At the bottom of a roller coaster loop, the normal force is greater than the weight (mg) of the object undergoing circular motion. This is necessary to provide the centripetal force required to keep the object moving in a circular path.
In circular motion, there must be a net inward force acting on the object, directed toward the center of the circle. This force is called the centripetal force. In the case of a roller coaster loop, the centripetal force is provided by the combination of the normal force and the force of gravity.
The normal force is the force exerted by a surface perpendicular to the object in contact with it. In the case of a roller coaster, the normal force acts in an upward direction from the track to counteract the force of gravity pulling the object downward.
At the bottom of the loop, the object experiences an apparent weight increase due to the combination of the acceleration from the circular motion and the force of gravity.

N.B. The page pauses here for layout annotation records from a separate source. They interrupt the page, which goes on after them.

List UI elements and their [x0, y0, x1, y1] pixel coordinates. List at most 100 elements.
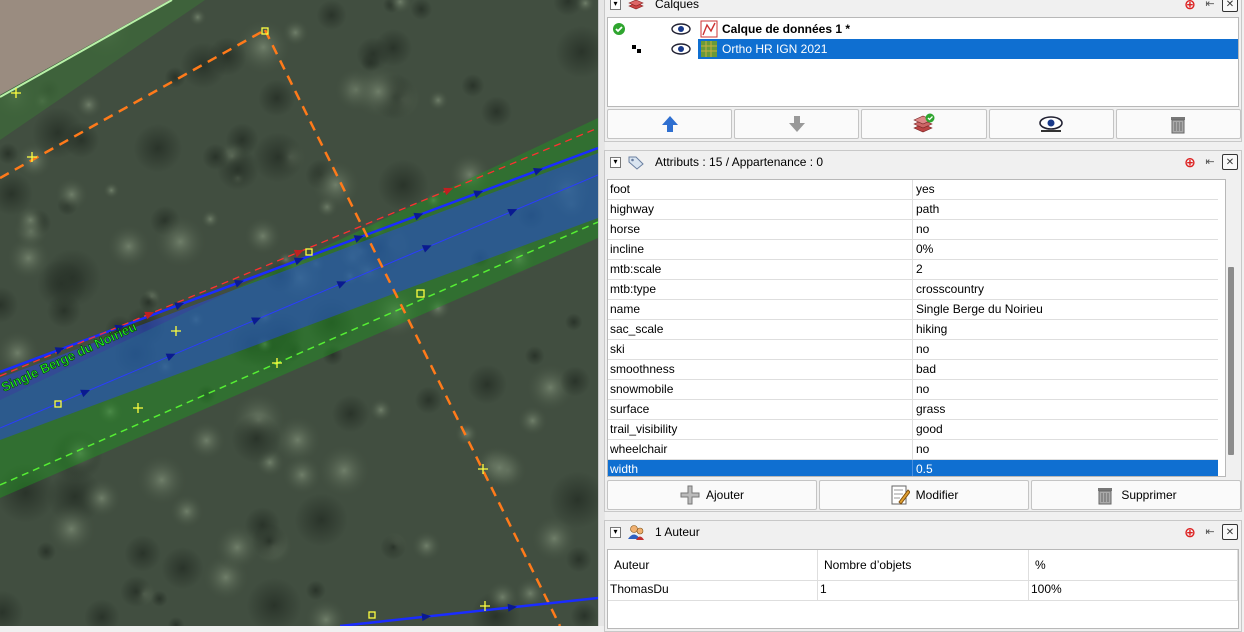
tree-crown — [467, 364, 507, 405]
tree-crown — [427, 89, 450, 112]
tree-crown — [45, 503, 98, 555]
tree-crown — [380, 534, 407, 560]
add-tag-button[interactable]: Ajouter — [607, 480, 817, 510]
tree-crown — [258, 79, 296, 117]
tree-crown — [316, 442, 372, 499]
close-icon[interactable]: ✕ — [1222, 0, 1238, 12]
move-down-button[interactable] — [734, 109, 860, 139]
dock-icon[interactable]: ⇤ — [1202, 154, 1218, 170]
scrollbar-thumb[interactable] — [1228, 267, 1234, 455]
attributes-panel-header: ▾ Attributs : 15 / Appartenance : 0 ⊕ ⇤ … — [605, 151, 1241, 173]
plus-icon — [680, 485, 700, 505]
tree-crown — [54, 177, 90, 212]
layers-toolbar — [607, 109, 1242, 139]
collapse-toggle[interactable]: ▾ — [610, 526, 621, 538]
help-icon[interactable]: ⊕ — [1182, 154, 1198, 170]
layer-name: Ortho HR IGN 2021 — [722, 42, 828, 56]
imagery-layer-icon — [701, 41, 717, 57]
tag-value: hiking — [916, 322, 948, 336]
trash-icon — [1171, 117, 1186, 134]
table-row[interactable]: highway path — [608, 200, 1218, 220]
attributes-table[interactable]: foot yes highway path horse no incline 0% mtb:sc… — [607, 179, 1226, 477]
tag-key: smoothness — [608, 360, 913, 379]
layers-panel-header: ▾ Calques ⊕ ⇤ ✕ — [605, 0, 1241, 13]
delete-tag-label: Supprimer — [1121, 488, 1177, 502]
help-icon[interactable]: ⊕ — [1182, 0, 1198, 12]
table-row[interactable]: trail_visibility good — [608, 420, 1218, 440]
tag-key: ski — [608, 340, 913, 359]
column-header-percent[interactable]: % — [1029, 550, 1238, 580]
tree-crown — [217, 148, 259, 191]
activate-layer-button[interactable] — [861, 109, 987, 139]
table-row[interactable]: horse no — [608, 220, 1218, 240]
table-row[interactable]: name Single Berge du Noirieu — [608, 300, 1218, 320]
tag-key: name — [608, 300, 913, 319]
map-view[interactable]: Single Berge du Noirieu — [0, 0, 598, 626]
tag-key: snowmobile — [608, 380, 913, 399]
edit-tag-button[interactable]: Modifier — [819, 480, 1029, 510]
toggle-visibility-button[interactable] — [988, 109, 1114, 139]
tree-crown — [161, 547, 204, 590]
move-up-button[interactable] — [607, 109, 733, 139]
tag-key: highway — [608, 200, 913, 219]
tree-crown — [305, 580, 326, 601]
map-canvas[interactable]: Single Berge du Noirieu — [0, 0, 598, 626]
tree-crown — [559, 366, 591, 397]
close-icon[interactable]: ✕ — [1222, 524, 1238, 540]
table-row[interactable]: wheelchair no — [608, 440, 1218, 460]
table-row[interactable]: snowmobile no — [608, 380, 1218, 400]
tree-crown — [102, 181, 120, 199]
table-row[interactable]: mtb:type crosscountry — [608, 280, 1218, 300]
table-header: Auteur Nombre d’objets % — [608, 550, 1238, 581]
help-icon[interactable]: ⊕ — [1182, 524, 1198, 540]
table-row[interactable]: ski no — [608, 340, 1218, 360]
tree-crown — [242, 216, 283, 256]
layers-panel-title: Calques — [655, 0, 700, 11]
table-row[interactable]: width 0.5 — [608, 460, 1218, 476]
table-row[interactable]: mtb:scale 2 — [608, 260, 1218, 280]
table-row[interactable]: incline 0% — [608, 240, 1218, 260]
collapse-toggle[interactable]: ▾ — [610, 0, 621, 10]
tree-crown — [180, 42, 227, 89]
column-header-count[interactable]: Nombre d’objets — [818, 550, 1029, 580]
tree-crown — [350, 63, 407, 120]
table-row[interactable]: sac_scale hiking — [608, 320, 1218, 340]
tag-key: sac_scale — [608, 320, 913, 339]
tree-crown — [133, 123, 183, 173]
tag-key: surface — [608, 400, 913, 419]
arrow-down-icon — [788, 116, 805, 132]
authors-table[interactable]: Auteur Nombre d’objets % ThomasDu 1 100% — [607, 549, 1239, 629]
edit-icon — [891, 485, 910, 505]
delete-tag-button[interactable]: Supprimer — [1031, 480, 1241, 510]
collapse-toggle[interactable]: ▾ — [610, 156, 621, 168]
tree-crown — [105, 223, 152, 270]
attributes-scrollbar[interactable] — [1226, 179, 1238, 477]
tree-crown — [188, 7, 207, 27]
tree-crown — [368, 397, 394, 423]
table-row[interactable]: smoothness bad — [608, 360, 1218, 380]
tree-crown — [309, 159, 362, 211]
delete-layer-button[interactable] — [1115, 109, 1242, 139]
dock-icon[interactable]: ⇤ — [1202, 0, 1218, 12]
layers-list[interactable]: Calque de données 1 * Ortho HR IGN 2021 — [607, 17, 1239, 107]
tree-crown — [120, 575, 152, 608]
tree-crown — [331, 394, 370, 433]
eye-icon[interactable] — [670, 22, 692, 36]
tag-key: foot — [608, 180, 913, 199]
table-row[interactable]: surface grass — [608, 400, 1218, 420]
eye-icon[interactable] — [670, 42, 692, 56]
edit-tag-label: Modifier — [915, 488, 959, 502]
tree-crown — [74, 90, 103, 119]
tree-crown — [186, 420, 227, 461]
tag-key: width — [608, 460, 913, 476]
layer-row-imagery[interactable]: Ortho HR IGN 2021 — [608, 39, 1238, 59]
table-row[interactable]: ThomasDu 1 100% — [608, 580, 1238, 601]
dock-icon[interactable]: ⇤ — [1202, 524, 1218, 540]
close-icon[interactable]: ✕ — [1222, 154, 1238, 170]
table-row[interactable]: foot yes — [608, 180, 1218, 200]
layer-name: Calque de données 1 * — [722, 22, 851, 36]
tree-crown — [410, 530, 443, 562]
layer-row-data[interactable]: Calque de données 1 * — [608, 19, 1238, 39]
attributes-panel: ▾ Attributs : 15 / Appartenance : 0 ⊕ ⇤ … — [604, 150, 1242, 512]
column-header-author[interactable]: Auteur — [608, 550, 818, 580]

This apparent weight increase is greater than the actual weight of the object (mg) and is given by:
Apparent weight = Normal force - Weight
To maintain circular motion, the apparent weight must provide the necessary centripetal force. Therefore, the normal force must be greater than the weight to provide the additional upward force required for the object to follow the curved path without falling off the track.
In summary, the normal force is greater than the weight at the bottom of a roller coaster loop to provide the additional force (centripetal force) necessary for the object to maintain circular motion and prevent it from leaving the track.